There, amid the end of all things from an existential viewpoint, I stood in the valley of decision; to throw my life away or to run hard after God; to drown myself in sorrow and anguish or to hold out hope for another way; to decide something that had no return or to decide to do something concretely good.
It was a decision in prayer with God. “I will take You on your word, Lord,” I said, “just please don’t fail me...” The fact is, deep in that dark night, with no sign of God present and active, we seriously doubt God’s omniscience and omnipotence and omnipresence. We quickly forget, and yet perhaps we are in this place where we have never known. That’s really where I was.
It’s not until we have really committed ourselves to God that God really shows up. God knows that our faith is just a decision away, and this isn’t just about the initial point of faith, because faith is required every day, at all times.
The more we step forth each day in faith, the more God shows up. This is not the truth of it, because there is more, but that’s how it appears.
As we press into this hard dark night experience, not knowing why, or how long it will last, we can decide in a moment’s inspired thinking in humility, to let go of our ideas and our strength, and to take one step forth in faith.
One decision, and we may meet God there as God joins us. Only later, however, do we see that God didn’t join us, actually, we joined God. Only afterward do we see this.

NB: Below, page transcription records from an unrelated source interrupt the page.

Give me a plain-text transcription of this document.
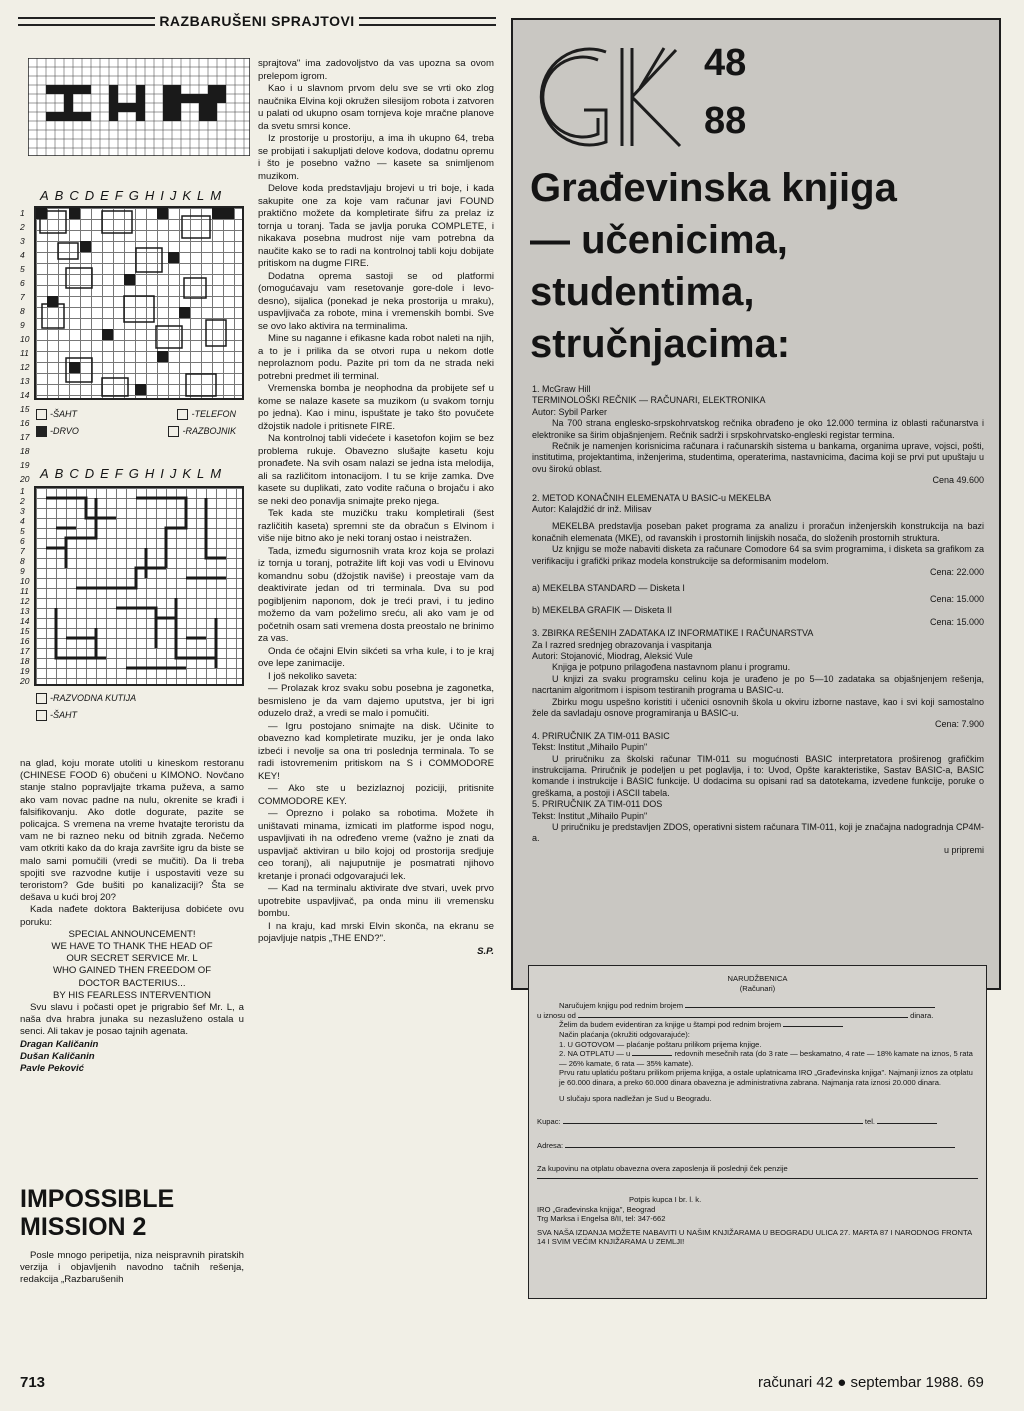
RAZBARUŠENI SPRAJTOVI
ABCDEFGHIJKLM
1
2
3
4
5
6
7
8
9
10
11
12
13
14
15
16
17
18
19
20
-ŠAHT	-TELEFON
-DRVO	-RAZBOJNIK
ABCDEFGHIJKLM
1
2
3
4
5
6
7
8
9
10
11
12
13
14
15
16
17
18
19
20
-RAZVODNA KUTIJA
-ŠAHT

na glad, koju morate utoliti u kineskom restoranu (CHINESE FOOD 6) obučeni u KIMONO. Novčano stanje stalno popravljajte trkama puževa, a samo ako vam novac padne na nulu, okrenite se krađi i falsifikovanju. Ako dotle dogurate, pazite se policajca. S vremena na vreme hvatajte teroristu da vam ne bi razneo neku od bitnih zgrada. Nečemo vam otkriti kako da do kraja završite igru da biste se malo sami pomučili (vredi se mučiti). Da li treba spojiti sve razvodne kutije i uspostaviti veze su teroristom? Gde bušiti po kanalizaciji? Šta se dešava u kući broj 20?

Kada nađete doktora Bakterijusa dobićete ovu poruku:

SPECIAL ANNOUNCEMENT!

WE HAVE TO THANK THE HEAD OF

OUR SECRET SERVICE Mr. L

WHO GAINED THEN FREEDOM OF

DOCTOR BACTERIUS...

BY HIS FEARLESS INTERVENTION

Svu slavu i počasti opet je prigrabio šef Mr. L, a naša dva hrabra junaka su nezasluženo ostala u senci. Ali takav je posao tajnih agenata.

Dragan Kaličanin

Dušan Kaličanin

Pavle Peković

IMPOSSIBLE MISSION 2

Posle mnogo peripetija, niza neispravnih piratskih verzija i objavljenih navodno tačnih rešenja, redakcija „Razbarušenih

sprajtova" ima zadovoljstvo da vas upozna sa ovom prelepom igrom.

Kao i u slavnom prvom delu sve se vrti oko zlog naučnika Elvina koji okružen silesijom robota i zatvoren u palati od ukupno osam tornjeva koje mračne planove da svetu smrsi konce.

Iz prostorije u prostoriju, a ima ih ukupno 64, treba se probijati i sakupljati delove kodova, dodatnu opremu i što je posebno važno — kasete sa snimljenom muzikom.

Delove koda predstavljaju brojevi u tri boje, i kada sakupite one za koje vam računar javi FOUND praktično možete da kompletirate šifru za prelaz iz tornja u toranj. Tada se javlja poruka COMPLETE, i nikakava posebna mudrost nije vam potrebna da naučite kako se to radi na kontrolnoj tabli koju dobijate pritiskom na dugme FIRE.

Dodatna oprema sastoji se od platformi (omogućavaju vam resetovanje gore-dole i levo-desno), sijalica (ponekad je neka prostorija u mraku), uspavljivača za robote, mina i vremenskih bombi. Sve se ovo lako aktivira na terminalima.

Mine su naganne i efikasne kada robot naleti na njih, a to je i prilika da se otvori rupa u nekom dotle neprolaznom podu. Pazite pri tom da ne strada neki potrebni predmet ili terminal.

Vremenska bomba je neophodna da probijete sef u kome se nalaze kasete sa muzikom (u svakom tornju po jedna). Kao i minu, ispuštate je tako što povučete džojstik nadole i pritisnete FIRE.

Na kontrolnoj tabli videćete i kasetofon kojim se bez problema rukuje. Obavezno slušajte kasetu koju pronađete. Na svih osam nalazi se jedna ista melodija, ali sa različitom intonacijom. I tu se krije zamka. Dve kasete su duplikati, zato vodite računa o brojaču i ako se neki deo ponavlja snimajte preko njega.

Tek kada ste muzičku traku kompletirali (šest različitih kaseta) spremni ste da obračun s Elvinom i više nije bitno ako je neki toranj ostao i neistražen.

Tada, između sigurnosnih vrata kroz koja se prolazi iz tornja u toranj, potražite lift koji vas vodi u Elvinovu komandnu sobu (džojstik naviše) i preostaje vam da deaktivirate jedan od tri terminala. Dva su pod pogibljenim naponom, dok je treći pravi, i tu jedino možemo da vam poželimo sreću, ali ako vam je od početnih osam sati vremena dosta preostalo ne brinimo za vas.

Onda će očajni Elvin sikćeti sa vrha kule, i to je kraj ove lepe zanimacije.

I još nekoliko saveta:

— Prolazak kroz svaku sobu posebna je zagonetka, besmisleno je da vam dajemo uputstva, jer bi igri oduzelo draž, a vredi se malo i pomučiti.

— Igru postojano snimajte na disk. Učinite to obavezno kad kompletirate muziku, jer je onda lako izbeći i nevolje sa ona tri poslednja terminala. To se radi istovremenim pritiskom na S i COMMODORE KEY!

— Ako ste u bezizlaznoj poziciji, pritisnite COMMODORE KEY.

— Oprezno i polako sa robotima. Možete ih uništavati minama, izmicati im platforme ispod nogu, uspavljivati ih na određeno vreme (važno je znati da uspavljač aktiviran u bilo kojoj od prostorija sredjuje ceo toranj), ali najuputnije je posmatrati njihovo kretanje i pronaći odgovarajući lek.

— Kad na terminalu aktivirate dve stvari, uvek prvo upotrebite uspavljivač, pa onda minu ili vremensku bombu.

I na kraju, kad mrski Elvin skonča, na ekranu se pojavljuje natpis „THE END?".

S.P.

GK	48
88
Građevinska knjiga
— učenicima,
studentima,
stručnjacima:
1. McGraw Hill
TERMINOLOŠKI REČNIK — RAČUNARI, ELEKTRONIKA
Autor: Sybil Parker

Na 700 strana englesko-srpskohrvatskog rečnika obrađeno je oko 12.000 termina iz oblasti računarstva i elektronike sa širim objašnjenjem. Rečnik sadrži i srpskohrvatsko-engleski registar termina.

Rečnik je namenjen korisnicima računara i računarskih sistema u bankama, organima uprave, vojsci, pošti, institutima, projektantima, inženjerima, studentima, operaterima, nastavnicima, đacima koji se prvi put upuštaju u ovu širokú oblast.

Cena 49.600
2. METOD KONAČNIH ELEMENATA U BASIC-u MEKELBA
Autor: Kalajdžić dr inž. Milisav

MEKELBA predstavlja poseban paket programa za analizu i proračun inženjerskih konstrukcija na bazi konačnih elemenata (MKE), od ravanskih i prostornih linijskih nosača, do složenih prostornih struktura.

Uz knjigu se može nabaviti disketa za računare Comodore 64 sa svim programima, i disketa sa grafikom za verifikaciju i grafički prikaz modela konstrukcije sa deformisanim modelom.

Cena: 22.000
a) MEKELBA STANDARD — Disketa I
Cena: 15.000
b) MEKELBA GRAFIK — Disketa II
Cena: 15.000
3. ZBIRKA REŠENIH ZADATAKA IZ INFORMATIKE I RAČUNARSTVA
Za I razred srednjeg obrazovanja i vaspitanja
Autori: Stojanović, Miodrag, Aleksić Vule

Knjiga je potpuno prilagođena nastavnom planu i programu.

U knjizi za svaku programsku celinu koja je urađeno je po 5—10 zadataka sa objašnjenjem rešenja, nacrtanim algoritmom i ispisom testiranih programa u BASIC-u.

Zbirku mogu uspešno koristiti i učenici osnovnih škola u okviru izborne nastave, kao i svi koji samostalno žele da savladaju osnove programiranja u BASIC-u.

Cena: 7.900
4. PRIRUČNIK ZA TIM-011 BASIC
Tekst: Institut „Mihailo Pupin"

U priručniku za školski računar TIM-011 su mogućnosti BASIC interpretatora proširenog grafičkim instrukcijama. Priručnik je podeljen u pet poglavlja, i to: Uvod, Opšte karakteristike, Sastav BASIC-a, BASIC komande i instrukcije i BASIC funkcije. U dodacima su opisani rad sa datotekama, izvedene funkcije, poruke o greškama, a postoji i ASCII tabela.

5. PRIRUČNIK ZA TIM-011 DOS
Tekst: Institut „Mihailo Pupin"

U priručniku je predstavljen ZDOS, operativni sistem računara TIM-011, koji je značajna nadogradnja CP4M-a.

u pripremi
NARUDŽBENICA
(Računari)

Naručujem knjigu pod rednim brojem

u iznosu od	dinara.

Želim da budem evidentiran za knjige u štampi pod rednim brojem

Način plaćanja (okružiti odgovarajuće):

1. U GOTOVOM — plaćanje poštaru prilikom prijema knjige.

2. NA OTPLATU — u	redovnih mesečnih rata (do 3 rate — beskamatno, 4 rate — 18% kamate na iznos, 5 rata — 26% kamate, 6 rata — 35% kamate).

Prvu ratu uplatiću poštaru prilikom prijema knjiga, a ostale uplatnicama IRO „Građevinska knjiga". Najmanji iznos za otplatu je 60.000 dinara, a preko 60.000 dinara obavezna je administrativna zabrana. Najmanja rata iznosi 20.000 dinara.

U slučaju spora nadležan je Sud u Beogradu.

Kupac:	tel.

Adresa:

Za kupovinu na otplatu obavezna overa zaposlenja ili poslednji ček penzije

Potpis kupca I br. l. k.

IRO „Građevinska knjiga", Beograd

Trg Marksa i Engelsa 8/II, tel: 347-662

SVA NAŠA IZDANJA MOŽETE NABAVITI U NAŠIM KNJIŽARAMA U BEOGRADU ULICA 27. MARTA 87 I NARODNOG FRONTA 14 I SVIM VEĆIM KNJIŽARAMA U ZEMLJI!

713	računari 42 ● septembar 1988. 69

We do not choose God. God chose us.
We only see God move when we expect God to move, that is, in the purity of faith. This is how faith works. This isn’t just a knowledge for newbies. We can be in the faith for decades and still need to learn this. We easily get to a place where we stop expecting God to move, and lo and behold God stops moving. Moving forward is about acknowledging a basic thing; God moves when we expect God to move, when we are looking for God to move. The key question, then, is always, “Where is God moving, and what is God doing, here, right now?” The more keenly we watch, the more we will see, and the more we will see, the more we will believe.